The U.S. Senate is expected to vote today on a surge of border enforcement that would virtually double the infrastructure and manpower already in place along the nation’s borders. Though along the U.S.-Mexico border, many say they are skeptical of the new plan.
The announced rush of agents and fencing to the border surprised many people. The plan, authored by Republican Senators John Hoeven of North Dakota and Bob Corker of Tennessee, calls for nearly doubling the U.S. Border Patrol from 21,000 to 38,000 agents. It will also add another 700 miles of fencing to the border and increase aerial and radar surveillance of the borderlands – all at a cost of at least $30 billion.

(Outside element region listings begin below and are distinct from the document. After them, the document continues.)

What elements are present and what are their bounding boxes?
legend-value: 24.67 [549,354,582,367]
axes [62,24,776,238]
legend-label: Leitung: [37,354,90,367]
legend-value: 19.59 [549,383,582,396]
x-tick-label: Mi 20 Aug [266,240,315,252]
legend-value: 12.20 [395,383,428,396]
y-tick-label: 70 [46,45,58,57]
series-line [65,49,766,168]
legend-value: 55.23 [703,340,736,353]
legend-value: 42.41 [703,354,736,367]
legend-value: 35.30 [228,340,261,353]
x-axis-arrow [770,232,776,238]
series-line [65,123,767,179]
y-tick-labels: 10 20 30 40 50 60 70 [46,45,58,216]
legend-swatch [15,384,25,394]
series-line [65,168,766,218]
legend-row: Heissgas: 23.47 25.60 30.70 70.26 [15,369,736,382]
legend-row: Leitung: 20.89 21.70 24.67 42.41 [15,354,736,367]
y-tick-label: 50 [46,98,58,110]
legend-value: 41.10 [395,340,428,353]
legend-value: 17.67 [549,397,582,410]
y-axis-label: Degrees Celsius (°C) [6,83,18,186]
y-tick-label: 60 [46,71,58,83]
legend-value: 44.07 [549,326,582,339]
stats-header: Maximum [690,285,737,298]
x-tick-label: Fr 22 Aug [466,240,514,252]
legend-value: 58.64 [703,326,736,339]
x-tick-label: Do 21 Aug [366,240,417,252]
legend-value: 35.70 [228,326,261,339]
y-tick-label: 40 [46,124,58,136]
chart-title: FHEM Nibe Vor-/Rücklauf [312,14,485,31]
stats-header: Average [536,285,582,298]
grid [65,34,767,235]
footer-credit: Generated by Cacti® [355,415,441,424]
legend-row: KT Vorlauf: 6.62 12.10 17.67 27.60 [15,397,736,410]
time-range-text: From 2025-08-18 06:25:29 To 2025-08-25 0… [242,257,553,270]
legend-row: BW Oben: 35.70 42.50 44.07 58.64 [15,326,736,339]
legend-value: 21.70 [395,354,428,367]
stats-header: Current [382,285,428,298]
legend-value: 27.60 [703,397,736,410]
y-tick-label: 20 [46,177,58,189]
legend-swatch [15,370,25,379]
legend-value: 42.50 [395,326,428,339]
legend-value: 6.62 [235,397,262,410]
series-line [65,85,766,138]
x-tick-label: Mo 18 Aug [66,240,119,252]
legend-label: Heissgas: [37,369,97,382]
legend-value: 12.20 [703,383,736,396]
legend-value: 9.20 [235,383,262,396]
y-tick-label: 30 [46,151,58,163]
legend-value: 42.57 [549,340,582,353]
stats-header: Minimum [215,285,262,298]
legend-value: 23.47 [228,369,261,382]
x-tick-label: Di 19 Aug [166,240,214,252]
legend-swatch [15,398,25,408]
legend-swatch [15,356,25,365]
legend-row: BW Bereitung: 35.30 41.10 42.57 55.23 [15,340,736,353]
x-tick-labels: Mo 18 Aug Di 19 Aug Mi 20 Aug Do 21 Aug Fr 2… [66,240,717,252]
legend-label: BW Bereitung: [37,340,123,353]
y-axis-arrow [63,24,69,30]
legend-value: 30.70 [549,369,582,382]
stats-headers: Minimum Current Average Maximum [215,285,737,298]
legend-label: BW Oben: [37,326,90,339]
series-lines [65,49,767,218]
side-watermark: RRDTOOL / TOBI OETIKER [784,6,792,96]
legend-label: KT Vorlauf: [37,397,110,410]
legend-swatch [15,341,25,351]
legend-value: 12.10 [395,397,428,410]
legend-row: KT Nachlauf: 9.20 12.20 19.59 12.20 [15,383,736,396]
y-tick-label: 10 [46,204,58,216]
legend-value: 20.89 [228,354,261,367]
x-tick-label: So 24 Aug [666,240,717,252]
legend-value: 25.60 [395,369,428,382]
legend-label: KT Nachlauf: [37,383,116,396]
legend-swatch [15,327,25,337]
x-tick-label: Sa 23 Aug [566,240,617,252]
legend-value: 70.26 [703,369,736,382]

In Washington D.C., politicians called it a major compromise aimed at passing the most sweeping immigration reform in a generation. On the border, however, skeptics call it something else.
“One thing is clear, in Washington they are talking about the border in a way that doesn’t reflect the reality on the ground," said Fernando Garcia, director of the Border Network for Human Rights in El Paso, Texas. The group supports a path to citizenship for immigrants who came to the United States illegally. He says, he worries about this beefing up of the border.
Further west, Jim Chilton is a long-time Arizona rancher. His property runs from the Mexican border 20 miles north to the town of Arivaca. He welcomes the news of a massive surge and hopes it is voted in. For years, he’s criticized what he calls a U.S. Border Patrol inefficiency of capturing border crossers north of his ranch rather than at the border.
"The Border Patrol will no longer have the excuse that they don’t have enough people to actually support the border," he said.
But you'd be hard-pressed to find many more border residents welcoming the surge. Even the Border Patrol’s own union, the National Border Patrol Council, wonders how the Homeland Security Department is going to manage 17,000 new agents. Shawn Moran is union vice-president.
"We question the wisdom as to how they would fund and maintain 40,000 agents when they can’t maintain 21,000 at 100 percent staffing levels." He says that the sequestration cuts affecting agents now aren’t going to go away.
Some agents along the Mexican border report fuel rationings. Others complain of overtime cutbacks and some say even horse patrols have had to be cutback. One Border Patrol resource manager in the Tucson Sector said thousands of new agents might be good but he has no idea where they would work from.
Even local activists who want to restrict migration were unimpressed. Tim Rafferty is one of a dozen Arizona activists who are working to defeat the Senate bill. Rafferty says adding a border enforcement surge won't change their stance.
"It doesn't really do anything as long as they continue talking about giving the 11 million illegal aliens in our country any kind of temporary legal status. That is unacceptable," he said.
The amendment requires these security upgrades begin before anybody in the U.S. can go for a green card. But that delay has not satisfied many in the GOP-led house. That's where this bill, with the border surge amendment, if it passes, goes next. And passage there is anything but certain.